When it comes to the word “Hibiscus” it can cause a hubbub of befuddlement for some understanding the broad descriptive terminology for what is a “Hibiscus?” It is a diverse genus of hundreds of species that are deciduous, perennial or tropical.
You then hear “Rose of Sharon” or “Althea” thrown into the mix and soon the bewilderment. The primary types of “Hibiscus” we enjoy in our yards and gardens are a “woody” hibiscus, an “herbaceous” perennial hibiscus and a “tropical” hibiscus. When they bloom in the heat of summer it’s “hooray for Hibiscus!” Here is a brief tutorial with pictures.
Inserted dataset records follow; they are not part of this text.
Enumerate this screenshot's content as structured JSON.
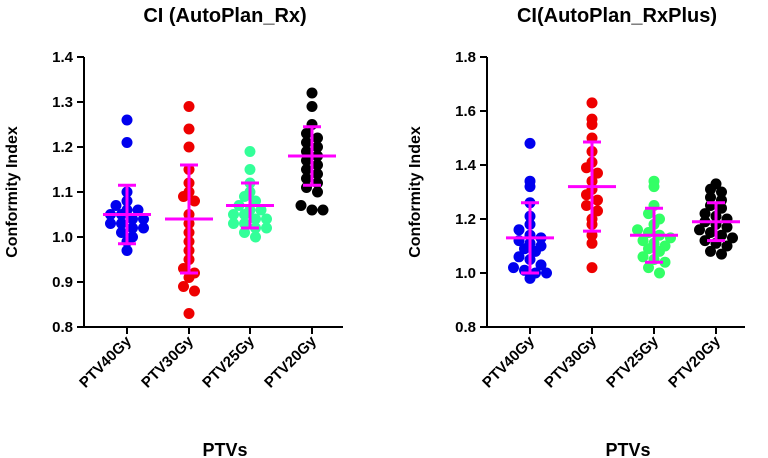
{
  "chart_data": [
    {
      "type": "scatter",
      "subtype": "dot-plot with mean and SD error bars",
      "title": "CI (AutoPlan_Rx)",
      "ylabel": "Conformity Index",
      "xlabel": "PTVs",
      "ylim": [
        0.8,
        1.4
      ],
      "yticks": [
        "0.8",
        "0.9",
        "1.0",
        "1.1",
        "1.2",
        "1.3",
        "1.4"
      ],
      "categories": [
        "PTV40Gy",
        "PTV30Gy",
        "PTV25Gy",
        "PTV20Gy"
      ],
      "colors": [
        "#0000ee",
        "#ee0000",
        "#33ff99",
        "#000000"
      ],
      "mean_color": "#ff00ff",
      "series": [
        {
          "name": "PTV40Gy",
          "mean": 1.05,
          "sd": 0.065,
          "values": [
            1.26,
            1.21,
            1.1,
            1.08,
            1.07,
            1.06,
            1.06,
            1.05,
            1.05,
            1.04,
            1.04,
            1.03,
            1.03,
            1.02,
            1.02,
            1.01,
            1.0,
            0.99,
            0.97
          ]
        },
        {
          "name": "PTV30Gy",
          "mean": 1.04,
          "sd": 0.12,
          "values": [
            1.29,
            1.24,
            1.2,
            1.15,
            1.12,
            1.1,
            1.09,
            1.08,
            1.05,
            1.03,
            1.01,
            0.99,
            0.97,
            0.95,
            0.93,
            0.92,
            0.91,
            0.89,
            0.88,
            0.83
          ]
        },
        {
          "name": "PTV25Gy",
          "mean": 1.07,
          "sd": 0.05,
          "values": [
            1.19,
            1.15,
            1.12,
            1.1,
            1.09,
            1.08,
            1.07,
            1.06,
            1.06,
            1.05,
            1.05,
            1.04,
            1.04,
            1.03,
            1.03,
            1.02,
            1.02,
            1.01,
            1.0
          ]
        },
        {
          "name": "PTV20Gy",
          "mean": 1.18,
          "sd": 0.065,
          "values": [
            1.32,
            1.29,
            1.25,
            1.23,
            1.22,
            1.21,
            1.2,
            1.19,
            1.18,
            1.17,
            1.16,
            1.15,
            1.14,
            1.13,
            1.12,
            1.11,
            1.1,
            1.07,
            1.06,
            1.06
          ]
        }
      ]
    },
    {
      "type": "scatter",
      "subtype": "dot-plot with mean and SD error bars",
      "title": "CI(AutoPlan_RxPlus)",
      "ylabel": "Conformity Index",
      "xlabel": "PTVs",
      "ylim": [
        0.8,
        1.8
      ],
      "yticks": [
        "0.8",
        "1.0",
        "1.2",
        "1.4",
        "1.6",
        "1.8"
      ],
      "categories": [
        "PTV40Gy",
        "PTV30Gy",
        "PTV25Gy",
        "PTV20Gy"
      ],
      "colors": [
        "#0000ee",
        "#ee0000",
        "#33ff66",
        "#000000"
      ],
      "mean_color": "#ff00ff",
      "series": [
        {
          "name": "PTV40Gy",
          "mean": 1.13,
          "sd": 0.13,
          "values": [
            1.48,
            1.34,
            1.32,
            1.26,
            1.21,
            1.18,
            1.16,
            1.14,
            1.13,
            1.12,
            1.11,
            1.1,
            1.09,
            1.08,
            1.06,
            1.05,
            1.03,
            1.02,
            1.01,
            1.0,
            1.0,
            0.98
          ]
        },
        {
          "name": "PTV30Gy",
          "mean": 1.32,
          "sd": 0.165,
          "values": [
            1.63,
            1.57,
            1.55,
            1.5,
            1.45,
            1.41,
            1.39,
            1.37,
            1.34,
            1.31,
            1.29,
            1.27,
            1.25,
            1.23,
            1.2,
            1.18,
            1.14,
            1.11,
            1.02
          ]
        },
        {
          "name": "PTV25Gy",
          "mean": 1.14,
          "sd": 0.1,
          "values": [
            1.34,
            1.32,
            1.25,
            1.22,
            1.2,
            1.18,
            1.16,
            1.15,
            1.14,
            1.13,
            1.12,
            1.11,
            1.1,
            1.09,
            1.08,
            1.06,
            1.05,
            1.04,
            1.02,
            1.0
          ]
        },
        {
          "name": "PTV20Gy",
          "mean": 1.19,
          "sd": 0.07,
          "values": [
            1.33,
            1.31,
            1.3,
            1.28,
            1.27,
            1.25,
            1.24,
            1.22,
            1.21,
            1.2,
            1.19,
            1.18,
            1.17,
            1.16,
            1.15,
            1.14,
            1.13,
            1.12,
            1.11,
            1.1,
            1.08,
            1.07
          ]
        }
      ]
    }
  ]
}
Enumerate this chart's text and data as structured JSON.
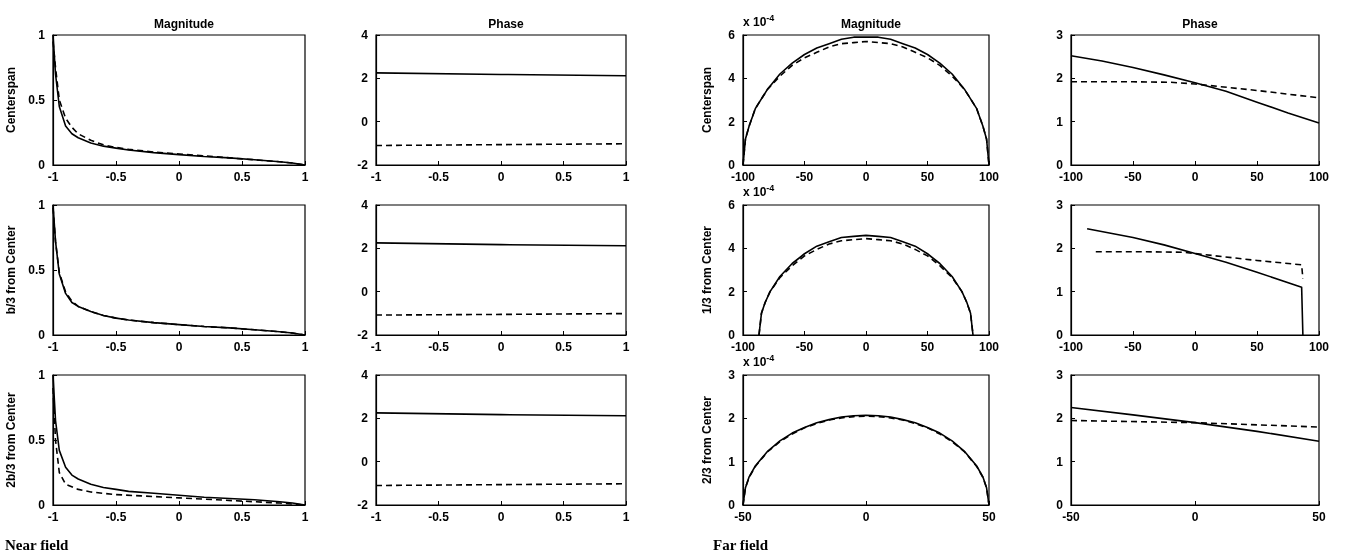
{
  "chart_data": [
    {
      "type": "line",
      "title": "Magnitude",
      "ylabel": "Centerspan",
      "xlim": [
        -1,
        1
      ],
      "xticks": [
        -1,
        -0.5,
        0,
        0.5,
        1
      ],
      "ylim": [
        0,
        1
      ],
      "yticks": [
        0,
        0.5,
        1
      ],
      "grid": false,
      "series": [
        {
          "color": "#000000",
          "line_style": "solid",
          "x": [
            -1,
            -0.98,
            -0.95,
            -0.9,
            -0.85,
            -0.8,
            -0.7,
            -0.6,
            -0.5,
            -0.4,
            -0.2,
            0,
            0.2,
            0.4,
            0.6,
            0.8,
            0.9,
            1
          ],
          "values": [
            1,
            0.7,
            0.45,
            0.3,
            0.24,
            0.21,
            0.17,
            0.145,
            0.13,
            0.115,
            0.095,
            0.08,
            0.065,
            0.055,
            0.04,
            0.025,
            0.015,
            0
          ]
        },
        {
          "color": "#000000",
          "line_style": "dashed",
          "x": [
            -1,
            -0.98,
            -0.95,
            -0.9,
            -0.85,
            -0.8,
            -0.7,
            -0.6,
            -0.5,
            -0.4,
            -0.2,
            0,
            0.2,
            0.4,
            0.6,
            0.8,
            0.9,
            1
          ],
          "values": [
            0.95,
            0.75,
            0.5,
            0.36,
            0.29,
            0.24,
            0.19,
            0.155,
            0.135,
            0.12,
            0.1,
            0.085,
            0.07,
            0.055,
            0.04,
            0.025,
            0.015,
            0
          ]
        }
      ]
    },
    {
      "type": "line",
      "title": "Phase",
      "xlim": [
        -1,
        1
      ],
      "xticks": [
        -1,
        -0.5,
        0,
        0.5,
        1
      ],
      "ylim": [
        -2,
        4
      ],
      "yticks": [
        -2,
        0,
        2,
        4
      ],
      "grid": false,
      "series": [
        {
          "color": "#000000",
          "line_style": "solid",
          "x": [
            -1,
            0,
            1
          ],
          "values": [
            2.25,
            2.18,
            2.12
          ]
        },
        {
          "color": "#000000",
          "line_style": "dashed",
          "x": [
            -1,
            0,
            1
          ],
          "values": [
            -1.1,
            -1.06,
            -1.02
          ]
        }
      ]
    },
    {
      "type": "line",
      "title": "Magnitude",
      "ylabel": "Centerspan",
      "annotations": [
        "x 10$^{-4}$"
      ],
      "xlim": [
        -100,
        100
      ],
      "xticks": [
        -100,
        -50,
        0,
        50,
        100
      ],
      "ylim": [
        0,
        6
      ],
      "yticks": [
        0,
        2,
        4,
        6
      ],
      "grid": false,
      "series": [
        {
          "color": "#000000",
          "line_style": "solid",
          "x": [
            -100,
            -98,
            -95,
            -90,
            -80,
            -70,
            -60,
            -50,
            -40,
            -30,
            -20,
            -10,
            0,
            10,
            20,
            30,
            40,
            50,
            60,
            70,
            80,
            90,
            95,
            98,
            100
          ],
          "values": [
            0,
            1.2,
            1.8,
            2.6,
            3.5,
            4.2,
            4.7,
            5.1,
            5.4,
            5.6,
            5.8,
            5.9,
            5.9,
            5.9,
            5.8,
            5.6,
            5.4,
            5.1,
            4.7,
            4.2,
            3.5,
            2.6,
            1.8,
            1.2,
            0
          ]
        },
        {
          "color": "#000000",
          "line_style": "dashed",
          "x": [
            -100,
            -98,
            -95,
            -90,
            -80,
            -70,
            -60,
            -50,
            -40,
            -30,
            -20,
            -10,
            0,
            10,
            20,
            30,
            40,
            50,
            60,
            70,
            80,
            90,
            95,
            98,
            100
          ],
          "values": [
            0,
            1.2,
            1.8,
            2.6,
            3.5,
            4.1,
            4.6,
            4.95,
            5.2,
            5.45,
            5.6,
            5.65,
            5.7,
            5.65,
            5.6,
            5.45,
            5.2,
            4.95,
            4.6,
            4.1,
            3.5,
            2.6,
            1.8,
            1.2,
            0
          ]
        }
      ]
    },
    {
      "type": "line",
      "title": "Phase",
      "xlim": [
        -100,
        100
      ],
      "xticks": [
        -100,
        -50,
        0,
        50,
        100
      ],
      "ylim": [
        0,
        3
      ],
      "yticks": [
        0,
        1,
        2,
        3
      ],
      "grid": false,
      "series": [
        {
          "color": "#000000",
          "line_style": "solid",
          "x": [
            -100,
            -75,
            -50,
            -25,
            0,
            25,
            50,
            75,
            100
          ],
          "values": [
            2.52,
            2.4,
            2.25,
            2.08,
            1.9,
            1.7,
            1.45,
            1.2,
            0.97
          ]
        },
        {
          "color": "#000000",
          "line_style": "dashed",
          "x": [
            -100,
            -50,
            -20,
            0,
            50,
            100
          ],
          "values": [
            1.92,
            1.92,
            1.91,
            1.87,
            1.72,
            1.55
          ]
        }
      ]
    },
    {
      "type": "line",
      "ylabel": "b/3 from Center",
      "xlim": [
        -1,
        1
      ],
      "xticks": [
        -1,
        -0.5,
        0,
        0.5,
        1
      ],
      "ylim": [
        0,
        1
      ],
      "yticks": [
        0,
        0.5,
        1
      ],
      "grid": false,
      "series": [
        {
          "color": "#000000",
          "line_style": "solid",
          "x": [
            -1,
            -0.98,
            -0.95,
            -0.9,
            -0.85,
            -0.8,
            -0.7,
            -0.6,
            -0.5,
            -0.4,
            -0.2,
            0,
            0.2,
            0.4,
            0.6,
            0.8,
            0.9,
            1
          ],
          "values": [
            1,
            0.72,
            0.47,
            0.32,
            0.25,
            0.22,
            0.18,
            0.15,
            0.13,
            0.115,
            0.095,
            0.08,
            0.065,
            0.055,
            0.04,
            0.025,
            0.015,
            0
          ]
        },
        {
          "color": "#000000",
          "line_style": "dashed",
          "x": [
            -1,
            -0.98,
            -0.95,
            -0.9,
            -0.85,
            -0.8,
            -0.7,
            -0.6,
            -0.5,
            -0.4,
            -0.2,
            0,
            0.2,
            0.4,
            0.6,
            0.8,
            0.9,
            1
          ],
          "values": [
            0.98,
            0.72,
            0.48,
            0.33,
            0.26,
            0.22,
            0.18,
            0.15,
            0.13,
            0.115,
            0.095,
            0.08,
            0.065,
            0.055,
            0.04,
            0.025,
            0.015,
            0
          ]
        }
      ]
    },
    {
      "type": "line",
      "xlim": [
        -1,
        1
      ],
      "xticks": [
        -1,
        -0.5,
        0,
        0.5,
        1
      ],
      "ylim": [
        -2,
        4
      ],
      "yticks": [
        -2,
        0,
        2,
        4
      ],
      "grid": false,
      "series": [
        {
          "color": "#000000",
          "line_style": "solid",
          "x": [
            -1,
            0,
            1
          ],
          "values": [
            2.25,
            2.17,
            2.12
          ]
        },
        {
          "color": "#000000",
          "line_style": "dashed",
          "x": [
            -1,
            0,
            1
          ],
          "values": [
            -1.08,
            -1.05,
            -1.01
          ]
        }
      ]
    },
    {
      "type": "line",
      "ylabel": "1/3 from Center",
      "annotations": [
        "x 10$^{-4}$"
      ],
      "xlim": [
        -100,
        100
      ],
      "xticks": [
        -100,
        -50,
        0,
        50,
        100
      ],
      "ylim": [
        0,
        6
      ],
      "yticks": [
        0,
        2,
        4,
        6
      ],
      "grid": false,
      "series": [
        {
          "color": "#000000",
          "line_style": "solid",
          "x": [
            -87,
            -85,
            -82,
            -78,
            -70,
            -60,
            -50,
            -40,
            -30,
            -20,
            -10,
            0,
            10,
            20,
            30,
            40,
            50,
            60,
            70,
            78,
            82,
            85,
            87
          ],
          "values": [
            0,
            1,
            1.5,
            2,
            2.7,
            3.3,
            3.75,
            4.1,
            4.3,
            4.5,
            4.55,
            4.6,
            4.55,
            4.5,
            4.3,
            4.1,
            3.75,
            3.3,
            2.7,
            2,
            1.5,
            1,
            0
          ]
        },
        {
          "color": "#000000",
          "line_style": "dashed",
          "x": [
            -87,
            -85,
            -82,
            -78,
            -70,
            -60,
            -50,
            -40,
            -30,
            -20,
            -10,
            0,
            10,
            20,
            30,
            40,
            50,
            60,
            70,
            78,
            82,
            85,
            87
          ],
          "values": [
            0,
            1,
            1.5,
            2,
            2.65,
            3.2,
            3.65,
            3.95,
            4.2,
            4.35,
            4.4,
            4.45,
            4.4,
            4.35,
            4.2,
            3.95,
            3.65,
            3.2,
            2.65,
            2,
            1.5,
            1,
            0
          ]
        }
      ]
    },
    {
      "type": "line",
      "xlim": [
        -100,
        100
      ],
      "xticks": [
        -100,
        -50,
        0,
        50,
        100
      ],
      "ylim": [
        0,
        3
      ],
      "yticks": [
        0,
        1,
        2,
        3
      ],
      "grid": false,
      "series": [
        {
          "color": "#000000",
          "line_style": "solid",
          "x": [
            -87,
            -50,
            -25,
            0,
            25,
            50,
            86,
            87
          ],
          "values": [
            2.45,
            2.25,
            2.08,
            1.88,
            1.68,
            1.45,
            1.1,
            0
          ]
        },
        {
          "color": "#000000",
          "line_style": "dashed",
          "x": [
            -80,
            -40,
            -10,
            0,
            50,
            86,
            87
          ],
          "values": [
            1.92,
            1.92,
            1.91,
            1.88,
            1.72,
            1.62,
            1.3
          ]
        }
      ]
    },
    {
      "type": "line",
      "ylabel": "2b/3 from Center",
      "annotations": [
        "Near field"
      ],
      "xlim": [
        -1,
        1
      ],
      "xticks": [
        -1,
        -0.5,
        0,
        0.5,
        1
      ],
      "ylim": [
        0,
        1
      ],
      "yticks": [
        0,
        0.5,
        1
      ],
      "grid": false,
      "series": [
        {
          "color": "#000000",
          "line_style": "solid",
          "x": [
            -1,
            -0.98,
            -0.95,
            -0.9,
            -0.85,
            -0.8,
            -0.7,
            -0.6,
            -0.5,
            -0.4,
            -0.2,
            0,
            0.2,
            0.4,
            0.6,
            0.8,
            0.9,
            1
          ],
          "values": [
            1,
            0.65,
            0.42,
            0.29,
            0.23,
            0.2,
            0.16,
            0.135,
            0.12,
            0.105,
            0.09,
            0.075,
            0.06,
            0.05,
            0.04,
            0.025,
            0.015,
            0
          ]
        },
        {
          "color": "#000000",
          "line_style": "dashed",
          "x": [
            -1,
            -0.98,
            -0.95,
            -0.9,
            -0.8,
            -0.7,
            -0.5,
            -0.3,
            0,
            0.3,
            0.6,
            0.8,
            1
          ],
          "values": [
            0.9,
            0.5,
            0.25,
            0.16,
            0.12,
            0.1,
            0.08,
            0.07,
            0.055,
            0.04,
            0.025,
            0.015,
            0
          ]
        }
      ]
    },
    {
      "type": "line",
      "xlim": [
        -1,
        1
      ],
      "xticks": [
        -1,
        -0.5,
        0,
        0.5,
        1
      ],
      "ylim": [
        -2,
        4
      ],
      "yticks": [
        -2,
        0,
        2,
        4
      ],
      "grid": false,
      "series": [
        {
          "color": "#000000",
          "line_style": "solid",
          "x": [
            -1,
            0,
            1
          ],
          "values": [
            2.25,
            2.17,
            2.12
          ]
        },
        {
          "color": "#000000",
          "line_style": "dashed",
          "x": [
            -1,
            0,
            1
          ],
          "values": [
            -1.1,
            -1.06,
            -1.02
          ]
        }
      ]
    },
    {
      "type": "line",
      "ylabel": "2/3 from Center",
      "annotations": [
        "x 10$^{-4}$",
        "Far field"
      ],
      "xlim": [
        -50,
        50
      ],
      "xticks": [
        -50,
        0,
        50
      ],
      "ylim": [
        0,
        3
      ],
      "yticks": [
        0,
        1,
        2,
        3
      ],
      "grid": false,
      "series": [
        {
          "color": "#000000",
          "line_style": "solid",
          "x": [
            -50,
            -49,
            -47.5,
            -45,
            -40,
            -35,
            -30,
            -25,
            -20,
            -15,
            -10,
            -5,
            0,
            5,
            10,
            15,
            20,
            25,
            30,
            35,
            40,
            45,
            47.5,
            49,
            50
          ],
          "values": [
            0,
            0.4,
            0.65,
            0.9,
            1.24,
            1.48,
            1.66,
            1.79,
            1.9,
            1.97,
            2.03,
            2.06,
            2.07,
            2.06,
            2.03,
            1.97,
            1.9,
            1.79,
            1.66,
            1.48,
            1.24,
            0.9,
            0.65,
            0.4,
            0
          ]
        },
        {
          "color": "#000000",
          "line_style": "dashed",
          "x": [
            -50,
            -49,
            -47.5,
            -45,
            -40,
            -35,
            -30,
            -25,
            -20,
            -15,
            -10,
            -5,
            0,
            5,
            10,
            15,
            20,
            25,
            30,
            35,
            40,
            45,
            47.5,
            49,
            50
          ],
          "values": [
            0,
            0.4,
            0.64,
            0.89,
            1.23,
            1.46,
            1.64,
            1.78,
            1.88,
            1.96,
            2.01,
            2.04,
            2.05,
            2.04,
            2.01,
            1.96,
            1.88,
            1.78,
            1.64,
            1.46,
            1.23,
            0.89,
            0.64,
            0.4,
            0
          ]
        }
      ]
    },
    {
      "type": "line",
      "xlim": [
        -50,
        50
      ],
      "xticks": [
        -50,
        0,
        50
      ],
      "ylim": [
        0,
        3
      ],
      "yticks": [
        0,
        1,
        2,
        3
      ],
      "grid": false,
      "series": [
        {
          "color": "#000000",
          "line_style": "solid",
          "x": [
            -50,
            -25,
            0,
            25,
            50
          ],
          "values": [
            2.25,
            2.08,
            1.9,
            1.7,
            1.47
          ]
        },
        {
          "color": "#000000",
          "line_style": "dashed",
          "x": [
            -50,
            0,
            50
          ],
          "values": [
            1.95,
            1.9,
            1.8
          ]
        }
      ]
    }
  ]
}
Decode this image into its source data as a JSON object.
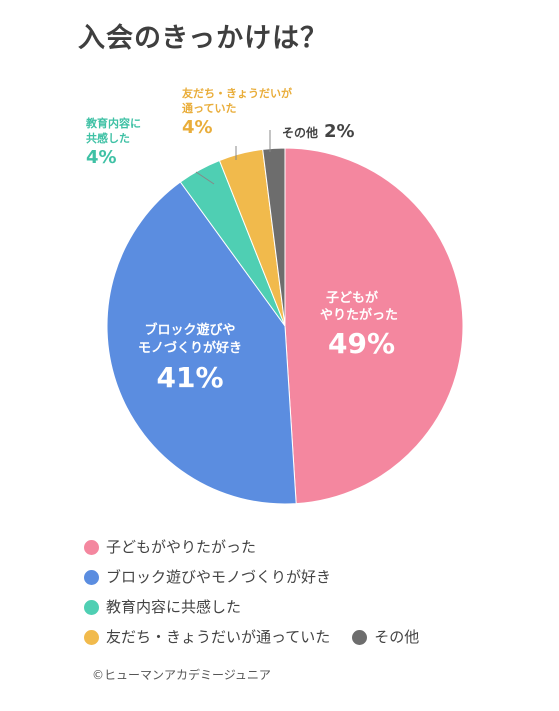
{
  "title": "入会のきっかけは？",
  "chart_data": {
    "type": "pie",
    "title": "入会のきっかけは？",
    "categories": [
      "子どもがやりたがった",
      "ブロック遊びやモノづくりが好き",
      "教育内容に共感した",
      "友だち・きょうだいが通っていた",
      "その他"
    ],
    "values": [
      49,
      41,
      4,
      4,
      2
    ],
    "colors": [
      "#f4879f",
      "#5b8de0",
      "#4fcfb3",
      "#f1ba4c",
      "#6d6d6d"
    ],
    "slice_labels": [
      {
        "name_lines": [
          "子どもが",
          "やりたがった"
        ],
        "value": "49%"
      },
      {
        "name_lines": [
          "ブロック遊びや",
          "モノづくりが好き"
        ],
        "value": "41%"
      },
      {
        "name_lines": [
          "教育内容に",
          "共感した"
        ],
        "value": "4%"
      },
      {
        "name_lines": [
          "友だち・きょうだいが",
          "通っていた"
        ],
        "value": "4%"
      },
      {
        "name_lines": [
          "その他"
        ],
        "value": "2%"
      }
    ],
    "legend_position": "bottom"
  },
  "credit": "©ヒューマンアカデミージュニア"
}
In August the giant dinner plate blooms of herbaceous Hibiscus moscheutos or “Mallow” hibiscus are stunning and a real showstopper. The plants grow to 4 to 5 feet tall and the blooms can be 6 inches to a foot across. They die back to the ground in winter and start slow in spring. But once warm summer temperatures arrive they are off to the races to wow admirers to their impressive blooms.
In July and August the “woody” type of Hibiscus blooms in abundance on trees and shrubs and is known as Hibiscus syriacus. It was given the epithet “syriacus” because it had been collected from gardens in Syria but is native to Asia. People commonly refer to them as “Rose of Sharon” or Althea. Good for late season flowering (July to September) it can get “leggy” as a woody landscape plant so it responds well to pruning.
And last but not least is the “tropical” Hibiscus we put out on our decks and patios or around the poolside in summer. Hibiscus rosa-sinensis. The word “tropical” should clue you that we enjoy it outside in summer and have to bring it indoors as a “houseplant” in winter or grow as an annual and replace next year.